According to competing risk incidence models, patients aged 55 years and younger had significantly higher rates of graft failure due to alloimmune causes compared with older patients. Recipients with vs without diabetes had significantly higher rates of nonalloimmune graft loss. Patients with nonalloimmune causes of graft failure had fewer rejection episodes and were older and less nonadherent to therapy compared with patients with alloimmune causes.
According to Dr Stegall’s team, the data indicate that there are 2 populations of high-risk transplant recipients that can be identified at baseline: Young recipients without diabetes who lose their allograft due to alloimmunity and older recipients with diabetes prone to DWFG and graft failure due more often to a mixture of nonalloimmune causes.

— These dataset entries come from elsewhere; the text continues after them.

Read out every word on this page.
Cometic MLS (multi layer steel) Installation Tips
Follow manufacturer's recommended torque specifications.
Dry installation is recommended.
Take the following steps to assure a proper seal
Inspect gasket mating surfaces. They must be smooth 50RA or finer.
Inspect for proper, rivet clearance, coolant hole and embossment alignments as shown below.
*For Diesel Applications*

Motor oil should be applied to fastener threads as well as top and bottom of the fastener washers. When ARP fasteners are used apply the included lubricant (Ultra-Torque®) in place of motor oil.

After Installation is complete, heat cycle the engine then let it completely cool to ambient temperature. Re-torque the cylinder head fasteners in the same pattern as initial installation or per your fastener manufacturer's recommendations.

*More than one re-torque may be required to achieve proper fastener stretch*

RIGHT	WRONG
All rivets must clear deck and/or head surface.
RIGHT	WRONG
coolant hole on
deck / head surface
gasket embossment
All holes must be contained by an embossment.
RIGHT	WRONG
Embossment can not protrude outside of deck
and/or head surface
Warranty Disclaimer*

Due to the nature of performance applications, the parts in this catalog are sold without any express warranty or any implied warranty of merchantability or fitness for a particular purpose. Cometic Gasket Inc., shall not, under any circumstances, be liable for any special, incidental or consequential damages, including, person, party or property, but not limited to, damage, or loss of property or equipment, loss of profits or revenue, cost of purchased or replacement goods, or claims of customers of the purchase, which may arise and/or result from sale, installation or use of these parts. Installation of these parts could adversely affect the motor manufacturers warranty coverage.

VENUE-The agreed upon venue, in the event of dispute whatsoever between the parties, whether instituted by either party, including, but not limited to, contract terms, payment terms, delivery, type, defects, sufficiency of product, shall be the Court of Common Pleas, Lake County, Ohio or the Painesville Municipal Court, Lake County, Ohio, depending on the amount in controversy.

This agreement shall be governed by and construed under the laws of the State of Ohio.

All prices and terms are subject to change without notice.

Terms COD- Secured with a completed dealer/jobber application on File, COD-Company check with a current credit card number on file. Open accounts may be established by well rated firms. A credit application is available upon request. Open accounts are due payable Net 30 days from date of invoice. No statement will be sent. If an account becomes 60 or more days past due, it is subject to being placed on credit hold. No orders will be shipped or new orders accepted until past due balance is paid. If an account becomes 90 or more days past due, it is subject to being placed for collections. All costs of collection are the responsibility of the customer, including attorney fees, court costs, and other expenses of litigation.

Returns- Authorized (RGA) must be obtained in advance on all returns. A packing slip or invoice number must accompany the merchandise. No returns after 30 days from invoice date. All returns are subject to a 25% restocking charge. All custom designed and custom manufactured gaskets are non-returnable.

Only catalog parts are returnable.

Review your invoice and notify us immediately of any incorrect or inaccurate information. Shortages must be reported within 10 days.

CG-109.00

“Some of the possible approaches [to prevent allograft failure] include improved management of diabetes, including bariatric surgery; calcineurin-inhibitor free immunosuppression, which has been shown to improve a combined endpoint of patient and graft survival at 7 y; and the avoidance of pretransplant dialysis via preemptive kidney transplantation,” Dr Stegall and colleagues wrote.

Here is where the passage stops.